If any well-meaning effort towards post-pandemic recovery and rebuilding of the embattled readymade garment industry is at issue, the first thing that comes to mind is the need for the latter's diversification. For how vulnerable the industry is to the uncertainties in its export market had never been so evident as has been the case in the last few months. Jolted by the pandemic, most European economies, the major export destinations of our RMG products, were hit by a recession failing to honour their pre-pandemic supply contracts with Bangladeshi apparel exporters. As a knock-on effect, many RMG units have gone for lay-offs, even outright closures despite the government's effort to keep them afloat through financial incentives.
This has once again made plain the folly of depending on a particular kind of products or markets to run an entire industry. Consider the potential danger it poses not only to the industry in question but also to the country's economy as a whole. Especially when the proceeds from the exports from that sector make up for 10 per cent of the nation's GDP or 84 per cent of its total foreign exchange earnings. So, it is hardly surprising that the industry leaders, experts and policymakers in the government during a recent virtual seminar held similar views on the importance of looking for alternative products and markets for the apparel industry itself. A closer look into the composition of our RMG exports will show that just five products constitute 70 per cent of exports while 74 per cent of those products are cotton-based. As regards their export destinations, 83 per cent of those items go to the European and the North American markets.

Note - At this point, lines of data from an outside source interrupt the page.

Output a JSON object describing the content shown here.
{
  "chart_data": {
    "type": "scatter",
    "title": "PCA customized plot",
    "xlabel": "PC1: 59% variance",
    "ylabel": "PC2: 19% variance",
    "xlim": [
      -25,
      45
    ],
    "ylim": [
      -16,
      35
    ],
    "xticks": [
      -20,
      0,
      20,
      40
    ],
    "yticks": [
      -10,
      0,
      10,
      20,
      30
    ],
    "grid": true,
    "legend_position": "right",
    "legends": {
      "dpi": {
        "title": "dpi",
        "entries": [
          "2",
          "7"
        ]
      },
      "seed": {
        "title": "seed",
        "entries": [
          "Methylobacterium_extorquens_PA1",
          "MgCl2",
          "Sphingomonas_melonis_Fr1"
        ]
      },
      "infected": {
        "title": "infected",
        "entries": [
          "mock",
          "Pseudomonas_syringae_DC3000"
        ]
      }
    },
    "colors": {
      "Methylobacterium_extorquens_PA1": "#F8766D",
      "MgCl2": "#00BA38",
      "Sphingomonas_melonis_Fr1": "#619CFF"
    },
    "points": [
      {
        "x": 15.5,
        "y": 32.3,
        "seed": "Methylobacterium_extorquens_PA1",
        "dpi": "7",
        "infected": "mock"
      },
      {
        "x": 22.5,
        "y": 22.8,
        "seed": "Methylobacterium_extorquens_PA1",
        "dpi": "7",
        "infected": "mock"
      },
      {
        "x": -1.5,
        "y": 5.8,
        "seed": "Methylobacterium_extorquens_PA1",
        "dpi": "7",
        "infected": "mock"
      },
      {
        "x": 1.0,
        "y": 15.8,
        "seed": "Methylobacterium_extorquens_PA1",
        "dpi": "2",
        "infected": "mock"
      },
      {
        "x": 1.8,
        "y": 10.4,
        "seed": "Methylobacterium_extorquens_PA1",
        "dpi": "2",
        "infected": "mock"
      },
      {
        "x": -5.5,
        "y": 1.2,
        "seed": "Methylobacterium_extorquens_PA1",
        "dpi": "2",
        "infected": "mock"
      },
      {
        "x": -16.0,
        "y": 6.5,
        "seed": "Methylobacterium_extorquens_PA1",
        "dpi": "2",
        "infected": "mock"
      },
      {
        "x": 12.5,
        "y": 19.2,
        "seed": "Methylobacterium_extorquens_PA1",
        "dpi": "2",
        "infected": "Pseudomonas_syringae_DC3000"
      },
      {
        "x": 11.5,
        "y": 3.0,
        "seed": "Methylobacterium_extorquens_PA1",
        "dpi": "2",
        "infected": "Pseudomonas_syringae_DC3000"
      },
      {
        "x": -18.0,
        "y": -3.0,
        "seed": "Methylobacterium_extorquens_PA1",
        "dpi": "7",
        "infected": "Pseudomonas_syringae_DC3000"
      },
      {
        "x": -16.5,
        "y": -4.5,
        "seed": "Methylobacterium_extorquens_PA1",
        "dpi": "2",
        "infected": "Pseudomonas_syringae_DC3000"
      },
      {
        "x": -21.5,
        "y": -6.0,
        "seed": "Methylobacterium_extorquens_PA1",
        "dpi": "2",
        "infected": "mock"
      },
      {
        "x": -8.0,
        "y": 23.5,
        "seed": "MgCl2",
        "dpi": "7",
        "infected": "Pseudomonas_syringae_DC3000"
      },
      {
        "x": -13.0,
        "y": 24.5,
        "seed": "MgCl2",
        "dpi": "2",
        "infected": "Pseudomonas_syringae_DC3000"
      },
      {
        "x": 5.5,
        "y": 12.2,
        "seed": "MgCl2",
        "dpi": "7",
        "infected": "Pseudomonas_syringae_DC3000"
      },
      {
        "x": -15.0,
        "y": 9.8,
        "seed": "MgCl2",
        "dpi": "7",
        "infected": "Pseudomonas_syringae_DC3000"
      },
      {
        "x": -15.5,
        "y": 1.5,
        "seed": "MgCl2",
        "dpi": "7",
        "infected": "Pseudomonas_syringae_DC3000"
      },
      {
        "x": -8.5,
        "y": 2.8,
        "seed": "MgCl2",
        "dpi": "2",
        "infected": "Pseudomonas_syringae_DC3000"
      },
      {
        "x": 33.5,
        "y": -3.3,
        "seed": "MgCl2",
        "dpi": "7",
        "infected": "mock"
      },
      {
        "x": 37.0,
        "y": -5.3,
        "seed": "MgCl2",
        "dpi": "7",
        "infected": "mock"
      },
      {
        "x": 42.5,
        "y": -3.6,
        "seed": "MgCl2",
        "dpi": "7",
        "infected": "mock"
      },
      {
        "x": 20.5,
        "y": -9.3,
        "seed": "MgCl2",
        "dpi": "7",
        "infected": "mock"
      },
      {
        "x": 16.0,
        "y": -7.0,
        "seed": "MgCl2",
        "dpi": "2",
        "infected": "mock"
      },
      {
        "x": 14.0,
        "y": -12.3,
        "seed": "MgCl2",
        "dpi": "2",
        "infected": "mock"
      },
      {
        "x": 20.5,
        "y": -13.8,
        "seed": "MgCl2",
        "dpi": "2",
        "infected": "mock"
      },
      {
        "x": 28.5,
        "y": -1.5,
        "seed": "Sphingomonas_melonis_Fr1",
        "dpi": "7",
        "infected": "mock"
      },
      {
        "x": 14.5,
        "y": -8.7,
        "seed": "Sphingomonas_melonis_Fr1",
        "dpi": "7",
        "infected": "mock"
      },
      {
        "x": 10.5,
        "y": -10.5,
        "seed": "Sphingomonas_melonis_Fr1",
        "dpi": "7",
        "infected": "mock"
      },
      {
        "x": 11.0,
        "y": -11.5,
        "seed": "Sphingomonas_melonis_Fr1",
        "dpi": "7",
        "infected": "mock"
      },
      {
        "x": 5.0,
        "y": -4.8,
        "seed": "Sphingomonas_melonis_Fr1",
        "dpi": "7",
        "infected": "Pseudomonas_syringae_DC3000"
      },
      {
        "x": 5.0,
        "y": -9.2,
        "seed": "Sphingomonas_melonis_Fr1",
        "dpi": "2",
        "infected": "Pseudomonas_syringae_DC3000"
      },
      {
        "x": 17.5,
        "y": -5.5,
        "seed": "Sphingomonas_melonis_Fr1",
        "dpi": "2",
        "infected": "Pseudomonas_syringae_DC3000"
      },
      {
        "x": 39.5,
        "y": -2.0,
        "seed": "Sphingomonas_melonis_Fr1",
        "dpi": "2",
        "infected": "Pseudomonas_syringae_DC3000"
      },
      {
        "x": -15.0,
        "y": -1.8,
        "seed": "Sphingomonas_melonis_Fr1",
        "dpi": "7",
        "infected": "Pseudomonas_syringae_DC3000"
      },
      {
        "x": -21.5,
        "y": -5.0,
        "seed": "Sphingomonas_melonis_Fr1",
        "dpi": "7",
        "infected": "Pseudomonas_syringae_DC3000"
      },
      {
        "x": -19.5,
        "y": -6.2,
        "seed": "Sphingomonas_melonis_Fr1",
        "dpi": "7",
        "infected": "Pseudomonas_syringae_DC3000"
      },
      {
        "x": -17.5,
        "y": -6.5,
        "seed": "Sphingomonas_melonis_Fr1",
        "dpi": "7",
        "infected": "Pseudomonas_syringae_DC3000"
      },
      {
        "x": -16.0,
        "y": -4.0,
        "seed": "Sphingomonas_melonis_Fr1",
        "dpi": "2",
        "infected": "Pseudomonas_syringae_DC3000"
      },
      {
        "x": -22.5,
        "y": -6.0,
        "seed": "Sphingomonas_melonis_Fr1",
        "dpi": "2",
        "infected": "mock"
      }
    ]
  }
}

Clearly, what we are faced with here is a highly restricted product base beholden to a handful of buyers, majority of them being in Europe and the rest in the USA and Canada. Small wonder that the fragility of such an arrangement for the country's export regime has now become glaringly manifest. But the export-oriented industry need not be wedded solely to cotton fabrics when there are synthetic alternatives, also called the 'manmade fibres' or MMFs. What is more, as the (MMF)s' popularity has grown worldwide, so has their market share risen from the previous 28 per cent to the current level at 40 per cent. Obviously, MMFs present themselves as a compelling option that the industry leaders as well as the government should seriously consider in their post-pandemic recovery strategies. A move to diversify the RMG industry along the line of MMFs would involve manufacturing synthetic yarns and fabrics, dyeing and the like and above all, introduction of new and more efficient technologies. And it hardly needs explaining that any new technology would also imply that the government has also created the necessary digital infrastructure for it to operate.

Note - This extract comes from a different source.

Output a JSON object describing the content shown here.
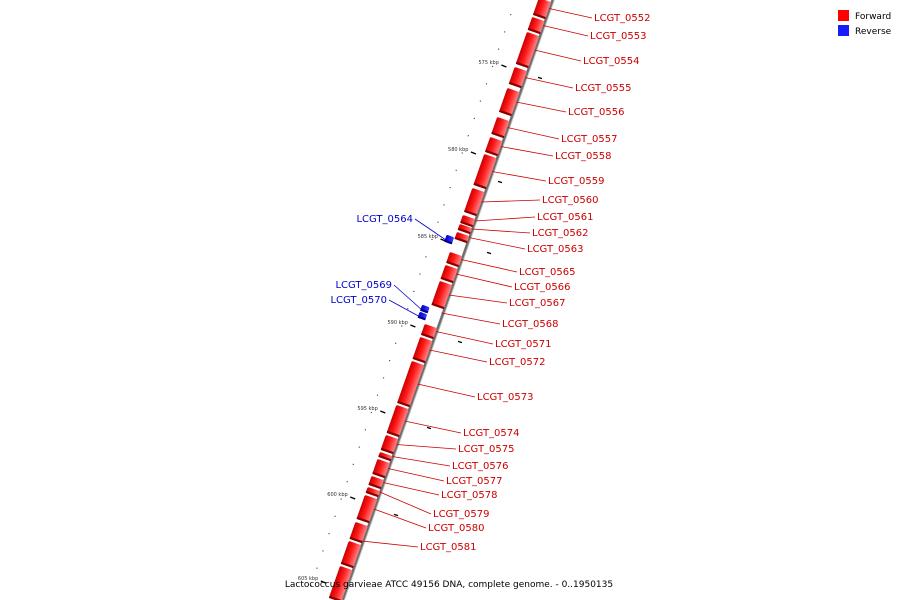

Now, any major shift towards new products or technologies calls for new investments and that, too, on a massive scale. But as the capacities of the existing industries have been severely reduced due to the pandemic, it would be necessary to boost them up by way of wooing foreign direct investments, or FDIs, into the economy. To make that happen, the government will be required to conduct its economic diplomacy more efficiently as well as launch a worldwide promotional campaign to present Bangladesh as an attractive investment destination.